Dass das John McCain noch erleben durfte. Seit Wochen tingelt der Präsidentschafts-Kandidat der Republikaner durch das Land, von Town Hall zu Town Hall und hofft dabei immer auf ein paar Hundert, vielleicht Tausend Zuhörer. Seit er Sarah Palin zur Vize-Kandidatin gemacht hat, ist das anders. Zumindst vorerst. Alle wollen die 44-jährige Ex-Schönheits-Königin und aktuelle Gouverneurin von Alaska sehen. Der Palin Effekt zog auch am Wochenende etwa Zehntausend Zuschauer an den Flughafen von Colorado Springs. Wäre John McCain allein gekommen, hätte der 72-Jährige die Fotografen wegen fehlendem Motiv vermutlich erst gar nicht mitgebracht.
Flaggenmeer: Colorado Springs im Sarah Palin Rausch
Amerika hat seinen neuen Superstar. Barack Obama war gestern, Sarah Palin heute. Zumindest glauben könnte man das zurzeit. Dabei scheinen die kleinen Fehler der Sarah Palin vergessen: Nur zur Erinnerung: Gegen sie läuft ein Verfahren wegen Amtsmissbrauchs / Sie ist erst seit 21 Monaten Gouverneurin / Sie hat keine Erfahrung in Sicherheits- und Außenpolitik - sie hat erst seit 2007 einen Reisepass / Ihr angeblichers Großprojekt einer neuen Gas-Pipeline in Alaska wird frühestens - wenn überhaupt - 2018 gebaut werden / Sie hat sich nach eigenen Angaben nie so richtig für den Irak-Krieg interessiert. Und auch das sollte niemand vergessen: Sie will die biblische Entstehungsgeschichte in der Schule mit der Evolutions-Theorie lehren lassen / Sie ist gegen das Recht auf Abtreibung, selbst im Falle von Vergewaltigung und Inszest / Sie ist auf Lebenszeit Mitglied der Waffenlobby NRA / Sie ist gegen Sexualkunde in der Schule / Sie hält Abstinenz für die beste Verhütungmethode / Ihre minderjährige Tocher Bristol (17) ist im fünften Monat schwanger / Ihr Mann Todd wurde vor 22 Jahren wegen Trunkenheit am Steuer verhaftet.
All diese Leichen, die ansonsten einen möglichen Vize-Präsidenten "politisch killen" würden, zählen im Moment offenbar nicht.
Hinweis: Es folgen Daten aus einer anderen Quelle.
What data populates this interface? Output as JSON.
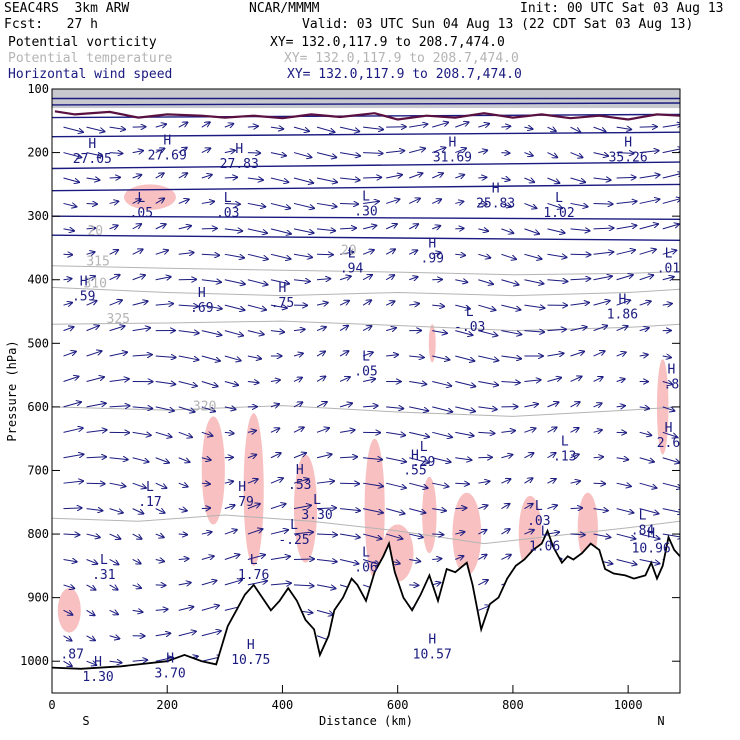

Im Gegenteil: Wer nur die Fakten aufschreibt, bekommt Protestbriefe, verliert Abonnenten oder Zuschauer. Zuletzt erwischte es US Weekly. Das US-Klatsch-Magazin ist nicht bekannt für investigativen Journalismus. Entsprechend war ihre Titelgeschichte: "Babies, Lies & Scandal" auch nur eine einfache Zusammenschreibe längst bekannter Fakten. Ärger gab es dennoch: Bis zu 10.000 Abonennten sollen das Blatt abbestellt haben. Man könnte glauben: Im Wahlkampf interessiert sich Amerika nicht mehr für Tatsachen.